彼は、薫の手加減一切無しの全力の念動能力プレス攻撃で、寝室の壁に叩き付けられる事となったのであった。
合掌。
「…ぼ、僕が何をしたとゆうんだ……」(涙
「み、皆本はん…堪忍や…」
終?
…と思ったけど、おまけ、或は後日談。
結局、葵の説明と紫穂のチカラにより、何とか誤解は解くことが出来た。
そして後日、バベル本部にて…
ふにゅん♪
「きゃあッ!?」
廊下に響き渡る、女性の絶叫…
局長付きの秘書官にして、“チルドレン”のもう一人の保護者でもある 柏木 朧のものである。
彼女、今両胸をわしづかみにされるとゆートンでもないセクハラ攻撃を受けたのだ…しかし、今日の犯人はいつもの赤毛の少女(…言うまでも無く薫である)ではなかった。
「あ、あ、葵ちゃん!?
な、なんてコトするの?アナタまでそんな…薫ちゃんみたいなコトするなんて…」
「なぁ…朧はん…どーやったらそんなにおっぱいおっきくなるん?」
「…え?」
…どうやら葵は諦めてはいなかったらしい…
「何か胸をおっきくする秘密があるんやろ?…でなきゃそんなに膨らむわけ無いモンな。
なぁ…それ、ウチに教えてくれへん?」
勿論そんな物は無い。返答に困る朧である。
「あ…あの…」(汗)
「なぁ…おしえてぇな?なぁ、なぁ、なぁ〜」
「…(み、皆本さ〜ん?一体ナニがあったんですか〜!!?)」(大汗)
今度こそホントに終
後書きモドキ
…葵嬢ファンの方,すみませんでした。
第一話での薫嬢とのやり取り以来『葵=貧乳キャラ』とゆー図式が、自分の中で出来上がってたりしますw
……当初は、皆本さんと葵嬢の甘々なお話を書くつもりだったのですが…いつの間にかこんな話に…

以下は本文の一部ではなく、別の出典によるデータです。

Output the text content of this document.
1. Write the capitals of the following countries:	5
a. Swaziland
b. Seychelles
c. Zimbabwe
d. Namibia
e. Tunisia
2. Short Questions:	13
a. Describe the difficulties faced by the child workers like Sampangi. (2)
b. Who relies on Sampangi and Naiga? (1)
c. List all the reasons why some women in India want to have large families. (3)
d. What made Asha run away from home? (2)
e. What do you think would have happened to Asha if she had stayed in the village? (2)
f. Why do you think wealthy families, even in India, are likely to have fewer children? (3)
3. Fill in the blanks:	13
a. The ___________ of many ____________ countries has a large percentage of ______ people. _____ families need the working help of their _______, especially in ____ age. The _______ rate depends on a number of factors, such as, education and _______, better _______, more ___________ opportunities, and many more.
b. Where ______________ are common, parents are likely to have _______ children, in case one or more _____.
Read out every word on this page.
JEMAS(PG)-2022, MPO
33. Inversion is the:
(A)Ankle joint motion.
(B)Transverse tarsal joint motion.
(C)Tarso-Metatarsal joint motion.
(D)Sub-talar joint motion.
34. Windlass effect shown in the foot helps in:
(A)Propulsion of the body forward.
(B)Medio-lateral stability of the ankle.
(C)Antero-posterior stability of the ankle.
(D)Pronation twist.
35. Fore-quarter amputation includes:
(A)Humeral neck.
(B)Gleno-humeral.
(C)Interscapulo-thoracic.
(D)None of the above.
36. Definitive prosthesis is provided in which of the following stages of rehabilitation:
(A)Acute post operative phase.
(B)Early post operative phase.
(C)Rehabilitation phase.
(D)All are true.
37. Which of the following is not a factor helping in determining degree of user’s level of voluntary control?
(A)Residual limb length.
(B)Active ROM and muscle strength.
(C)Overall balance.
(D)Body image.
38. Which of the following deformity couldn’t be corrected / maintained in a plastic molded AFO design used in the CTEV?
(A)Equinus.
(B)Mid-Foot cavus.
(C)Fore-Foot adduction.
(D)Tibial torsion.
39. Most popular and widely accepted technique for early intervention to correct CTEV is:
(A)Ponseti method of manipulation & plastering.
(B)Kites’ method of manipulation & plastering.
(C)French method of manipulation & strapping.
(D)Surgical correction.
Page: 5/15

ちとダラダラした上に、インパクトにかけますね…後、も少しえっちぃお話にしても良かったかなと、今更ながらに反省です。
オマケも蛇足でしたかね…
尚、バストアップの機械のネタは おがきちか さんとゆーひとのマンガから…これ…ルシオラ嬢にも小竜姫様にも使えるなぁ…とか思いつつ、今回は絶対可憐チルドレンで…今一番、自分の中ではアツいネタだった物で…
こんなのでも、ツッコミとかご指摘とか頂けると幸いです。